Oh, well. Just twist the first thing you can grab, as the High Priest said to the vestal virgin.*
Nanny Ogg spat on her hands, gripped the largest cogwheel, and twisted.
It carried on turning, pulling her with it.
Blimey. Oh, well . . .
Then she did what neither Granny Weatherwax nor Magrat would have dreamed of doing in the circumstances. But Nanny Ogg's voyages on the sea of inter-sexual dalliance had gone rather further than twice around the lighthouse, and she saw nothing demeaning in getting a man to help her.
She simpered at Casanunda.
'Things would be a lot more comfortable in our little pie-de-terre if you could just push this little wheel around a bit,' she said. 'I'm sure you could manage it,' she added.
'Oh, no problejn, good lady,' said Casanunda. He reached up with one hand. Dwarfs are immensely strong for their size. The wheel seemed to offer him no resistance at all.
Somewhere in the mechanism something resisted for a
* This is the last line of a Discworld joke lost, alas, to posterity.
moment and then went clonk. Big wheels turned reluctantly. Little wheels screamed on their axles. A small important piece flew out and pinged off Casanunda's small bullet head.
And, much faster than nature had ever intended, the hands sped round the face.
A new noise right overhead made Nanny Ogg look up.
Her self-satisfied expression faded. The hammer that struck the hours was swinging slowly backwards. It struck Nanny that she was standing right under the bell at the same time as the bell, too, was struck.
Bong . . .
'Oh, bugger!'
. . . bong. . .
. . . bong. . .
. . . bong. . .
Mist rolled through the swamp. And shadows moved with it, their shapes indistinct on this night when the difference between the living and the dead was only a matter of time.
Mrs Gogol could feel them among the trees. The homeless. The hungry. The silent people. Those forsaken by men and gods.
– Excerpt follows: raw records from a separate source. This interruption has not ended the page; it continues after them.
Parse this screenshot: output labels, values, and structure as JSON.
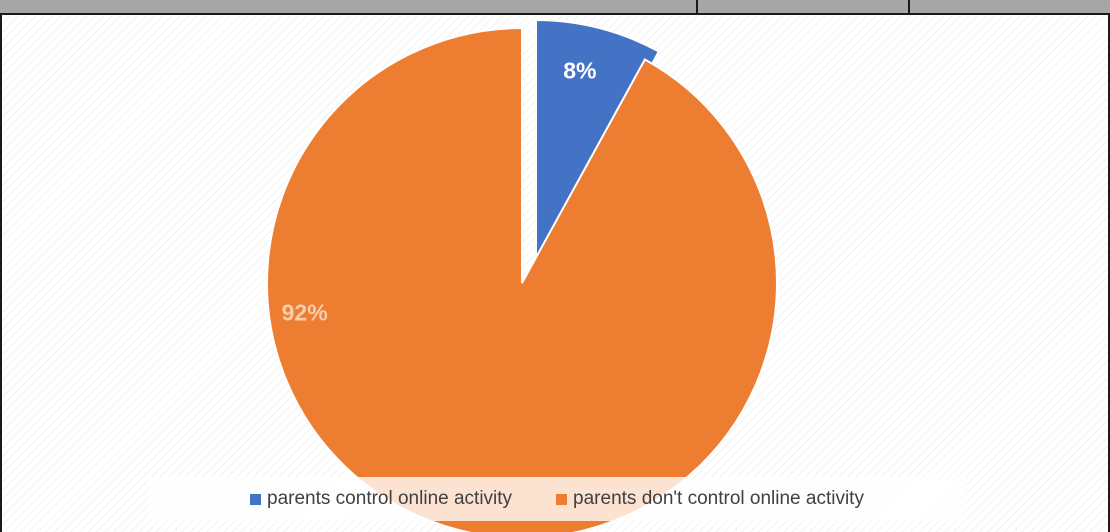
{
  "chart_data": {
    "type": "pie",
    "title": "",
    "categories": [
      "parents control online activity",
      "parents don't control online activity"
    ],
    "values": [
      8,
      92
    ],
    "labels": [
      "8%",
      "92%"
    ],
    "colors": [
      "#4472c4",
      "#ed7d31"
    ],
    "label_colors": [
      "#ffffff",
      "#f8cdaf"
    ],
    "legend_position": "bottom"
  }
}
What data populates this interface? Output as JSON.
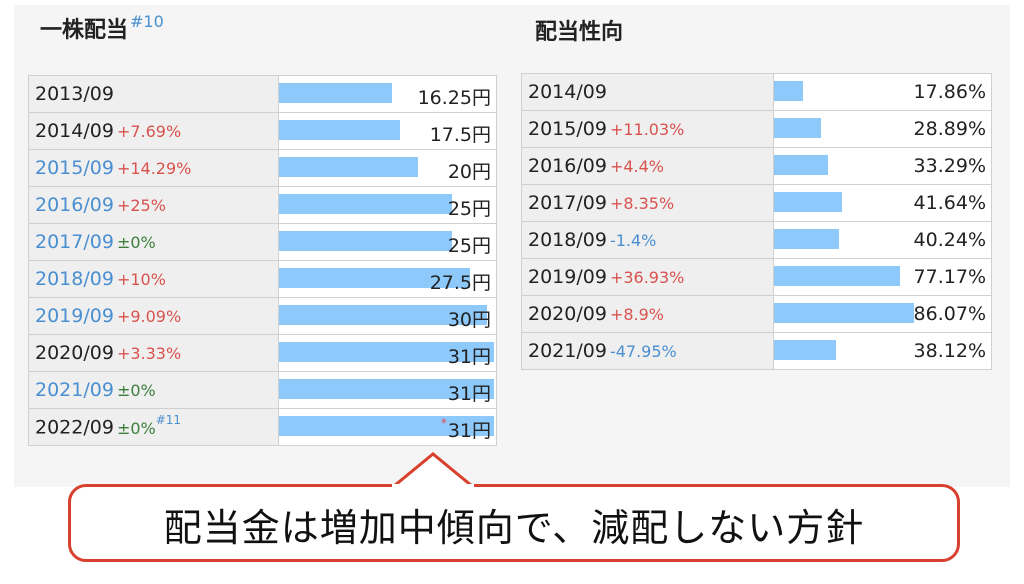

The people of the mists and the mud, whose only strength was somewhere on the other side of weakness, whose beliefs were as rickety and homemade as their homes. And the people from the city — not the ones who lived in the big white houses and went to balls in fine coaches, but the other ones. They were the ones that stories are never about. Stories are not, on the whole, interested in swineherds who remain swineherds and poor and humble shoe-makers whose destiny is to die slightly poorer and much humbler.
These people were the ones who made the magical kingdom work, who cooked its meals and swept its floors and carted its night soil and were its faces in the crowd and whose wishes and dreams, undemanding as they were, were of no consequence. The invisibles.
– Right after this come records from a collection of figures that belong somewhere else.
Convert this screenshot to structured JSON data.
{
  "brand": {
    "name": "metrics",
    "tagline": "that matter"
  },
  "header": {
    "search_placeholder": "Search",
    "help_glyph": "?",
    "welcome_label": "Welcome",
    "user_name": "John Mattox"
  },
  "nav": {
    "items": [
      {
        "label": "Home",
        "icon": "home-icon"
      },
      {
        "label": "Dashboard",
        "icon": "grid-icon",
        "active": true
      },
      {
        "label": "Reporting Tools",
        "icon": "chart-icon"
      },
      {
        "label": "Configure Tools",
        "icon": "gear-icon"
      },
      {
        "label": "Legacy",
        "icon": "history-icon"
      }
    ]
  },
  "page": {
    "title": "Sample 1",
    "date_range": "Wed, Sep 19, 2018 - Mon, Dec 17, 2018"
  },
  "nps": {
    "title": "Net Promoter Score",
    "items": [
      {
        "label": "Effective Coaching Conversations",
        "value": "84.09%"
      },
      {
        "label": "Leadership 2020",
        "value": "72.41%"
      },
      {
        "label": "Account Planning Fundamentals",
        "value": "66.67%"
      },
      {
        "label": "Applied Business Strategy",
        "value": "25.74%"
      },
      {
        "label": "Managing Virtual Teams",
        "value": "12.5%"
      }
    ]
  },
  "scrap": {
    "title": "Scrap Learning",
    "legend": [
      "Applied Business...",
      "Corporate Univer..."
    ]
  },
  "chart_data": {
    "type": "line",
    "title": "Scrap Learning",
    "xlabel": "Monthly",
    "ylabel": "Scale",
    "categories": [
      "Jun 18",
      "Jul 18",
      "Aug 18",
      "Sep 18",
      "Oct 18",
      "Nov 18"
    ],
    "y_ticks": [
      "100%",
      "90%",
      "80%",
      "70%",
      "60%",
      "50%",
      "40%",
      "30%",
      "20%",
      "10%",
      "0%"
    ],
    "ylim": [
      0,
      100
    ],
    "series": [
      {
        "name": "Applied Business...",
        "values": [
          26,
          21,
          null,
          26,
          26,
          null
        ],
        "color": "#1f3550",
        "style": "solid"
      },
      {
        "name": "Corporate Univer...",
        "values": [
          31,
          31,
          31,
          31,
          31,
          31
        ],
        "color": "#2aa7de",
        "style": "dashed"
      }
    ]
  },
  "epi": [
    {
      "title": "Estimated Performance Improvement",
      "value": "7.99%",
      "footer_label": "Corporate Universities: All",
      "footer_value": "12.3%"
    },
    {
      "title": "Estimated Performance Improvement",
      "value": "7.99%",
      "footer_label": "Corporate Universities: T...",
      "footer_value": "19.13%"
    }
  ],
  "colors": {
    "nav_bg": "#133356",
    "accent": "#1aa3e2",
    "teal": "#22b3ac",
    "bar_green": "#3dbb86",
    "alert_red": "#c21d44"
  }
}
And me out here, she thought. Building traps for gods.
There are various forms of voodoo in the multiverse, because it's a religion that can be put together from any ingredients that happen to be lying around. And all of them try, in some way, to call down a god into the body of a human being.
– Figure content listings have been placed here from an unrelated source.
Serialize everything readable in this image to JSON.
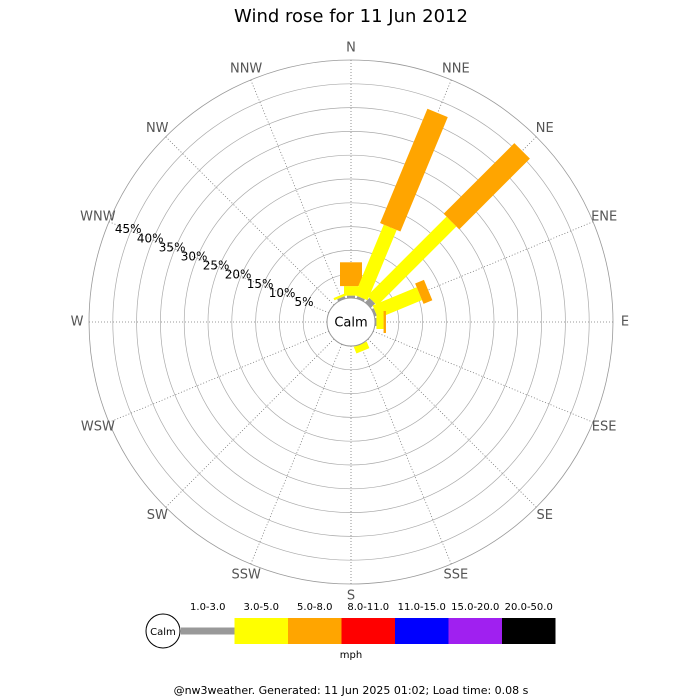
{
  "chart_data": {
    "type": "windrose",
    "title": "Wind rose for 11 Jun 2012",
    "categories": [
      "N",
      "NNE",
      "NE",
      "ENE",
      "E",
      "ESE",
      "SE",
      "SSE",
      "S",
      "SSW",
      "SW",
      "WSW",
      "W",
      "WNW",
      "NW",
      "NNW"
    ],
    "calm_label": "Calm",
    "unit_label": "mph",
    "footer": "@nw3weather. Generated: 11 Jun 2025 01:02; Load time: 0.08 s",
    "ylim": [
      0,
      50
    ],
    "yticks": [
      {
        "value": 5,
        "label": "5%"
      },
      {
        "value": 10,
        "label": "10%"
      },
      {
        "value": 15,
        "label": "15%"
      },
      {
        "value": 20,
        "label": "20%"
      },
      {
        "value": 25,
        "label": "25%"
      },
      {
        "value": 30,
        "label": "30%"
      },
      {
        "value": 35,
        "label": "35%"
      },
      {
        "value": 40,
        "label": "40%"
      },
      {
        "value": 45,
        "label": "45%"
      }
    ],
    "series": [
      {
        "name": "1.0-3.0",
        "color": "#999999",
        "values": [
          0.5,
          0.5,
          1.3,
          0.5,
          0.3,
          0,
          0,
          0,
          0,
          0,
          0,
          0,
          0,
          0,
          0,
          0.5
        ]
      },
      {
        "name": "3.0-5.0",
        "color": "#ffff00",
        "values": [
          2,
          16,
          23.5,
          10,
          1.5,
          0,
          0,
          1.5,
          0,
          0,
          0,
          0,
          0,
          0,
          0,
          0.5
        ]
      },
      {
        "name": "5.0-8.0",
        "color": "#ffa500",
        "values": [
          5,
          26,
          21,
          2,
          0.5,
          0,
          0,
          0,
          0,
          0,
          0,
          0,
          0,
          0,
          0,
          0
        ]
      },
      {
        "name": "8.0-11.0",
        "color": "#ff0000",
        "values": [
          0,
          0,
          0,
          0,
          0,
          0,
          0,
          0,
          0,
          0,
          0,
          0,
          0,
          0,
          0,
          0
        ]
      },
      {
        "name": "11.0-15.0",
        "color": "#0000ff",
        "values": [
          0,
          0,
          0,
          0,
          0,
          0,
          0,
          0,
          0,
          0,
          0,
          0,
          0,
          0,
          0,
          0
        ]
      },
      {
        "name": "15.0-20.0",
        "color": "#a020f0",
        "values": [
          0,
          0,
          0,
          0,
          0,
          0,
          0,
          0,
          0,
          0,
          0,
          0,
          0,
          0,
          0,
          0
        ]
      },
      {
        "name": "20.0-50.0",
        "color": "#000000",
        "values": [
          0,
          0,
          0,
          0,
          0,
          0,
          0,
          0,
          0,
          0,
          0,
          0,
          0,
          0,
          0,
          0
        ]
      }
    ]
  }
}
That was stupid, Mrs Gogol thought. That was dangerous.
Mrs Gogol's voodoo worked the other way about. What was a god? A focus of belief. If people believed, a god began to grow. Feebly at first, but if the swamp taught anything, it taught patience. Anything could be the focus of a god. A handful of feathers with a red ribbon around them, a hat and coat on a couple of sticks . . . anything. Because when all people had was practically nothing, then anything could be almost everything. And then you fed it, and lulled it, like a goose heading for pate, and let the power grow very slowly, and when the time was ripe you opened the path . . . backwards. A human could ride the god, rather than the other way around. There would be a price to pay later, but there always was. In Mrs Gogol's experience, everyone ended up dying.
She took a pull of rum and handed the jug to Saturday.
Saturday took a mouthful, and passed the jug up to something that might have been a hand.
'Let it begin,' said Mrs Gogol.
The dead man picked up three small drums and began to beat out a rhythm, heartbeat fast.